Serving in View of the Finish Line

Whatever in ministry is sucking you dry, know this, your trouble has an expiration date. You are on the long road, and perhaps it feels as though there is no end – but there is, and your ability to take the next step depends on your clear view of the finish line. When you are really suffering, you need a perspective that goes farther than this moment, or even a week from now or a month from now, or a year from now. You need a perspective that stretches all the way into eternity. 2 Corinthians 4:16-18 offers this perspective: “So we do not lose heart. Though our outer self is wasting away, our inner self is being renewed day by day. For this light momentary affliction is preparing for us an eternal weight of glory beyond all comparison, as we look not to the things that are seen (here’s the long road perspective) but to the things that are unseen. For the things that are seen are transient but the things that are unseen are eternal.”
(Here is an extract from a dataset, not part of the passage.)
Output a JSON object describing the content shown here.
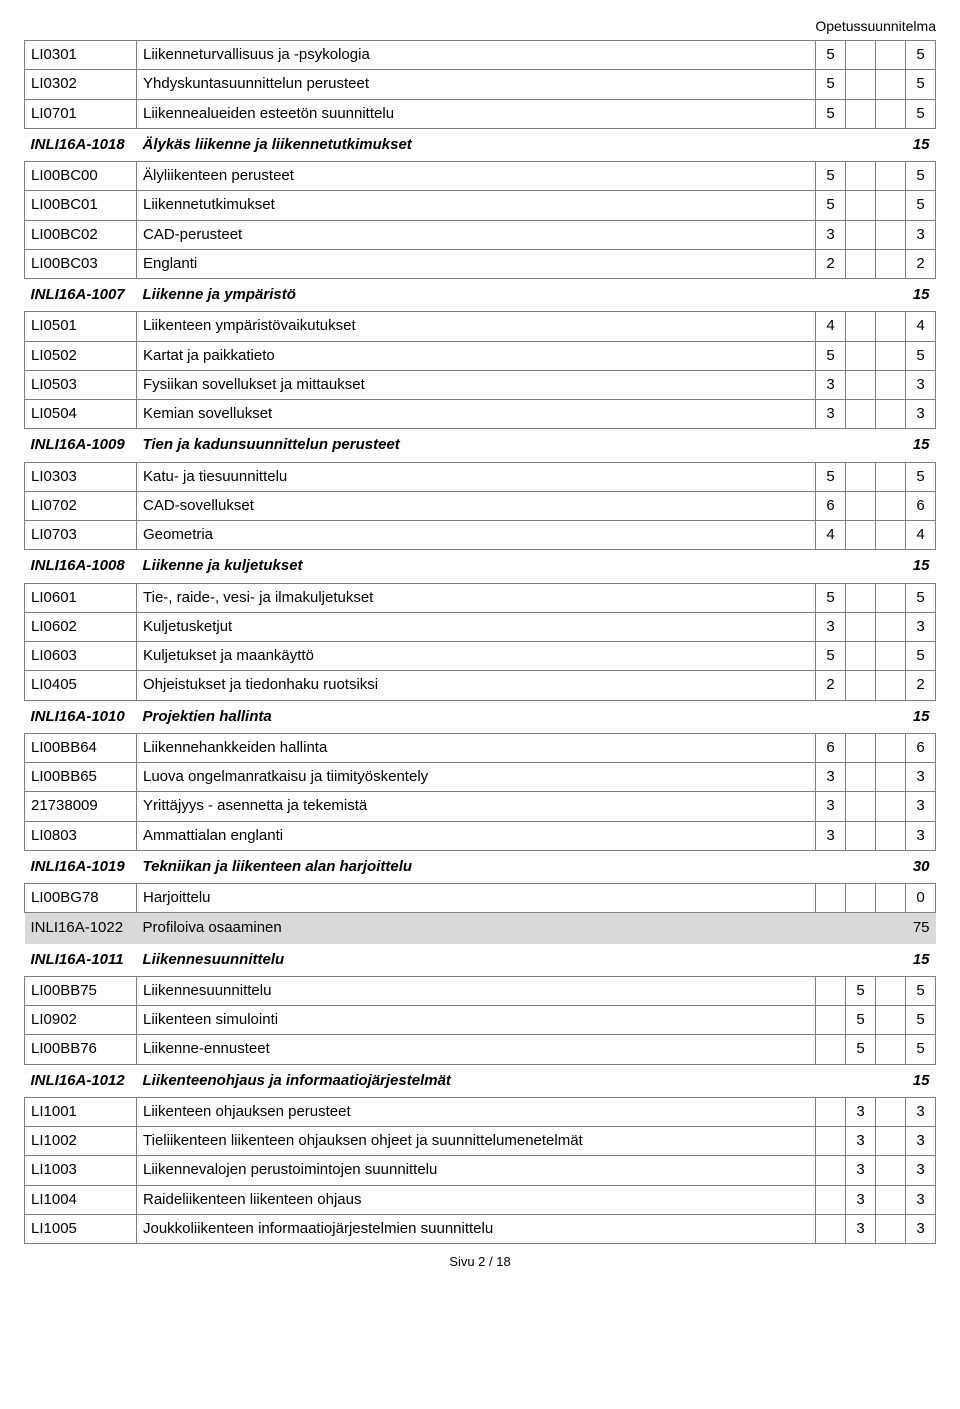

How can we call real suffering light and momentary? It can almost seem flippant and calloused. But this is what makes all the difference, when we look down a road that leads all the way to eternity, an eternity that carries a “weight of glory,” so much truth and goodness pressing down, so hounded by the grace and mercy of God we won’t be able to take it all in. We catch this weight of glory snippets here and there in this life, but it’s coming in its fullest.  And while we long for that day, what can shut out all possibility of catching glimpses of it now is refusing the light and momentary affliction. In hard moments I don’t want this. I would trade a bit of that weight of glory for a bit of relief. Which means, I think, that I only have eyes for the seen, and need some grace and perhaps a few minutes to focus on all that I cannot see, the deepest, truest, reality of all. 

And when I embrace this reality, of all the unseen but lasting things, suddenly all the ways I am “wasting away” isn’t something to run from, it was the plan all along. Because what is the point, really, of passing the finish line well rested, spic-and-span, choreographed, calculated, and curated?  Why not give it all, empty out, and use all of self up, until there is nothing left but Christ?  Because either way there will be nothing left but Christ. Are you wasting away today? Greater, deeper, truer things are growing, and those things aren’t just in your ministry, they are inside you. As you waste away, may unseen glory be putting down roots, swelling with growth, and bursting into flower, and when it all goes to seed may the next generation live in the shade of what you grew. 

Taking it Further: What feels like a weight now, that can be renamed by faith, “a light momentary affliction”? How does seeing the finish line change your service today?